Fab allocation back on the agenda

As mentioned by Malcolm Penn of Future Horizons in the IEF 2009, “The ‘A’ word is back on the agenda”,
 

But it is not all smooth sailing for the foundry biz. The semiconductor industry’s capex has hit alarmingly low levels. The normal ratio of capex to sales over the industry’s history is 20%. Last year it was 12% and this year it will be 4%. The industry’s overall capacity is now 14% less than it was in Q3.’08. With the economy and market’s forecasted recovery, foundries will be hard pressed next year to meet the demands.
 

And that is where the “C” word comes in – Collaboration and Consolidation.
 

There has also been a lot of talk on consolidation in the foundry biz – as in other areas of the semiconductor industry.
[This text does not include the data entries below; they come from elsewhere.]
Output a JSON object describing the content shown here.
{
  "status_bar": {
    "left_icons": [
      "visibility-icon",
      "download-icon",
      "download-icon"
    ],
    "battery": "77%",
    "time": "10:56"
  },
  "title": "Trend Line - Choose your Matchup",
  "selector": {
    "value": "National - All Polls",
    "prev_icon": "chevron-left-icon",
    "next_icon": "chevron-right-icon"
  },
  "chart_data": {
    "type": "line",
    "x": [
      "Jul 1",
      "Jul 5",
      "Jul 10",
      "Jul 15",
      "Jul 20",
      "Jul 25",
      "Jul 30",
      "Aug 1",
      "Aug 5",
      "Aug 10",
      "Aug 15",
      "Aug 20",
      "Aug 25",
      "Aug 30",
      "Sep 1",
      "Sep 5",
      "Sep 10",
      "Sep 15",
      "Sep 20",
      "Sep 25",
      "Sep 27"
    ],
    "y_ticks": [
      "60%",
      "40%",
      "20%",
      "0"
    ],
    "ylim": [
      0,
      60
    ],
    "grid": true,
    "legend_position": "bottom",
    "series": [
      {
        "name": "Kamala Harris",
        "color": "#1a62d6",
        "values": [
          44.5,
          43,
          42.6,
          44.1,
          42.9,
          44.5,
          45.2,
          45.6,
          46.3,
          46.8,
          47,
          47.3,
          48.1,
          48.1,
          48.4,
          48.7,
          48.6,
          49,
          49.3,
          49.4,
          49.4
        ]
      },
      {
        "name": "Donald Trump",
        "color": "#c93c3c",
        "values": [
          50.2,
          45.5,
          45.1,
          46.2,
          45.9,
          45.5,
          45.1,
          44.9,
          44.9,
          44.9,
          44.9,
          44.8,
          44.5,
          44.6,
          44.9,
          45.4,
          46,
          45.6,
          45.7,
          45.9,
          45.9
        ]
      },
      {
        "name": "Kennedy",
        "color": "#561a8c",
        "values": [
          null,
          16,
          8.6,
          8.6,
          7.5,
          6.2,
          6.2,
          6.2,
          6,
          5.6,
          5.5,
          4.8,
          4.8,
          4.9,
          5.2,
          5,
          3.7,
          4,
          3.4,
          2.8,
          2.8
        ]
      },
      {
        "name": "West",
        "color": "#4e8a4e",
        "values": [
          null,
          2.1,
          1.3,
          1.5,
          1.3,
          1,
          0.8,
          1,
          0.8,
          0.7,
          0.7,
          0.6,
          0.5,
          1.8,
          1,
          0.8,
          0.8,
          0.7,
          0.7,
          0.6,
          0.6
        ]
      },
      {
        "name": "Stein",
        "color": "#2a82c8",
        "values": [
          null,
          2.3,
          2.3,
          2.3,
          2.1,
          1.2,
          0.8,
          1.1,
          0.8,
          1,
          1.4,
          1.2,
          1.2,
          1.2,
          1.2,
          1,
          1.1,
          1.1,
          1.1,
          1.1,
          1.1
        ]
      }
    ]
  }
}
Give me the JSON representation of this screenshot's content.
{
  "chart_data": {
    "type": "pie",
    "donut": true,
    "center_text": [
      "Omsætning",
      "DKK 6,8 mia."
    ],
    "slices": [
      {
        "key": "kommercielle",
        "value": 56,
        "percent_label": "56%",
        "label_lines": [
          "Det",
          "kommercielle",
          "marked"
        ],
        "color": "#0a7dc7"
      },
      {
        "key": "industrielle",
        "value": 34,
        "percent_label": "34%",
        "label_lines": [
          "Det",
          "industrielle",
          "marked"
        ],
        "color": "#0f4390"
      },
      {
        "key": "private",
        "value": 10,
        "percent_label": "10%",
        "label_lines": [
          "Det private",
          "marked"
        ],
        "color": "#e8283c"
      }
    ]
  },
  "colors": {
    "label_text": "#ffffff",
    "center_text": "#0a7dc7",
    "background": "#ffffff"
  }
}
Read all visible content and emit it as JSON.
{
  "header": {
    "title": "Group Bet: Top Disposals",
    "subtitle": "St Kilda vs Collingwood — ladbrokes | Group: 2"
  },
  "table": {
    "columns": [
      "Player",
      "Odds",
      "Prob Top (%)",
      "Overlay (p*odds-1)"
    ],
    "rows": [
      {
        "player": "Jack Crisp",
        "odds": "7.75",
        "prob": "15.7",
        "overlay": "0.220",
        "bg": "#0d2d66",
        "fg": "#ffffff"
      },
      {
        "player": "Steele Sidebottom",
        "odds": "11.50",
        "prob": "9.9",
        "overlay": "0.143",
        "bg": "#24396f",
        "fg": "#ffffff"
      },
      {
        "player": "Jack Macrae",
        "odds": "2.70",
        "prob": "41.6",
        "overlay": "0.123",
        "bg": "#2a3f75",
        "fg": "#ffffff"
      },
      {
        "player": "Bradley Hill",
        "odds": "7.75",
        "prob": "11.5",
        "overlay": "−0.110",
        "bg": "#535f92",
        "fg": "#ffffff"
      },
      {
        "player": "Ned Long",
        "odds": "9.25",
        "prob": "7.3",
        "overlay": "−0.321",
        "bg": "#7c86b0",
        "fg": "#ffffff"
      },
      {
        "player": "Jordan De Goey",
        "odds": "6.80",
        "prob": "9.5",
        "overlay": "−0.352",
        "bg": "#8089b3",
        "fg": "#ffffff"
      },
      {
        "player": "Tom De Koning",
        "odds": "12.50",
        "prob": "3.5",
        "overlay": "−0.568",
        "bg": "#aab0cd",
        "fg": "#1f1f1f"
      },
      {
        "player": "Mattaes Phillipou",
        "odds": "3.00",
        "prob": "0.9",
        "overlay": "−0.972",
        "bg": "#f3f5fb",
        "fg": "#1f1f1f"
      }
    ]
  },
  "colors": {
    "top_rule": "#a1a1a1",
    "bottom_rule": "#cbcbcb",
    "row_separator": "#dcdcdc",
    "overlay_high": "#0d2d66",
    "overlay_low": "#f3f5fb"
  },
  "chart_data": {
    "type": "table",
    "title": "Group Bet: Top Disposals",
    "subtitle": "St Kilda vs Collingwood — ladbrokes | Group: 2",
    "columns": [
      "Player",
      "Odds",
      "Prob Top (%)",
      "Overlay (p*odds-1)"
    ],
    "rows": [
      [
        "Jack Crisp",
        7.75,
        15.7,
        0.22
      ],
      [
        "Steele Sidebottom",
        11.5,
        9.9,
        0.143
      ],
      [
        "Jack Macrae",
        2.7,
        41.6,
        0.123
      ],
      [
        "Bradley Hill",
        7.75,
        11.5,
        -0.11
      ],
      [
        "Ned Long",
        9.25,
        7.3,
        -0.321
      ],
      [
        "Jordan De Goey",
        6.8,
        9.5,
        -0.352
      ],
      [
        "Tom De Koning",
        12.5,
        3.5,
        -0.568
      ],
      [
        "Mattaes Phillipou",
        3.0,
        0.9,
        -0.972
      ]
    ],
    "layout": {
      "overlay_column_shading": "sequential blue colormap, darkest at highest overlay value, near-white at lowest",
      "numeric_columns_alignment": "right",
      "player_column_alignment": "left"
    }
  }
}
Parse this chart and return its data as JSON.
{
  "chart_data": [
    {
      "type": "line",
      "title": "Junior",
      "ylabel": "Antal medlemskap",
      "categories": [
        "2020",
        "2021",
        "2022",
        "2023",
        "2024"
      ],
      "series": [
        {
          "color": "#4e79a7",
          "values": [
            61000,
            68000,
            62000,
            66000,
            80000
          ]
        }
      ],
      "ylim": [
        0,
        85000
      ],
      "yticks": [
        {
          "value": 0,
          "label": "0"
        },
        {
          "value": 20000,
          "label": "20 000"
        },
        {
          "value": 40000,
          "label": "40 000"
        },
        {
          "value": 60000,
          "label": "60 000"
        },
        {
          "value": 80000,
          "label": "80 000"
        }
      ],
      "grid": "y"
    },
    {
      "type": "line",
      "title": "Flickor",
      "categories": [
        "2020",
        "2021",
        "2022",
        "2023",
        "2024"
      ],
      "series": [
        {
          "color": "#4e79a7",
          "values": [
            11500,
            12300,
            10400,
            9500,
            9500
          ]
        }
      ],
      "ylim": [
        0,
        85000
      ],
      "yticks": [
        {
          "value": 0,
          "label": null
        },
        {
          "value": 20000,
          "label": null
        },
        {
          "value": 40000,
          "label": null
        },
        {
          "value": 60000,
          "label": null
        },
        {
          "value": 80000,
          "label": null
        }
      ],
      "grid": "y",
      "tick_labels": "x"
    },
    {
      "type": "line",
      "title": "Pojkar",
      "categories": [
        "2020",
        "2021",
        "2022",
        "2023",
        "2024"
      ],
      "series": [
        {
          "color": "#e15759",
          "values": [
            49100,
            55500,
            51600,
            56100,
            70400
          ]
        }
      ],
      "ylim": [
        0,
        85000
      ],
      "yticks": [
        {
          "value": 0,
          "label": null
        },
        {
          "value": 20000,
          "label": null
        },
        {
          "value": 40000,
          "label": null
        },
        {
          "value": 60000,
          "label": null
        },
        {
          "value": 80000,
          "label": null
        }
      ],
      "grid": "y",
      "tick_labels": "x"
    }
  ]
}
There are some pending mergers - between Hua Hong NEC and Grace Semiconductor; Tower Semiconductor’s 2008 purchase of Jazz Semiconductor, proposed acquisition of HeJian Technologies by UMC and the recent purchase of Chartered by GlobalFoundries.
 

Possible future mergers are: SMIC acquiring Cension Semiconductor Manufacturing International and Wuhan Xinxin Semiconductor Manufacturing - two companies which SMIC is managing. And then there are small foundries like Silterra, Altis and Landshunt which are struggling and open to speculation regarding a merger with another manufacturer.”
In all likelihood, as cited by iSuppli, there may be 3 major pure-play foundries left standing after the consolidation – TSMC, UMC and GlobalFoundries.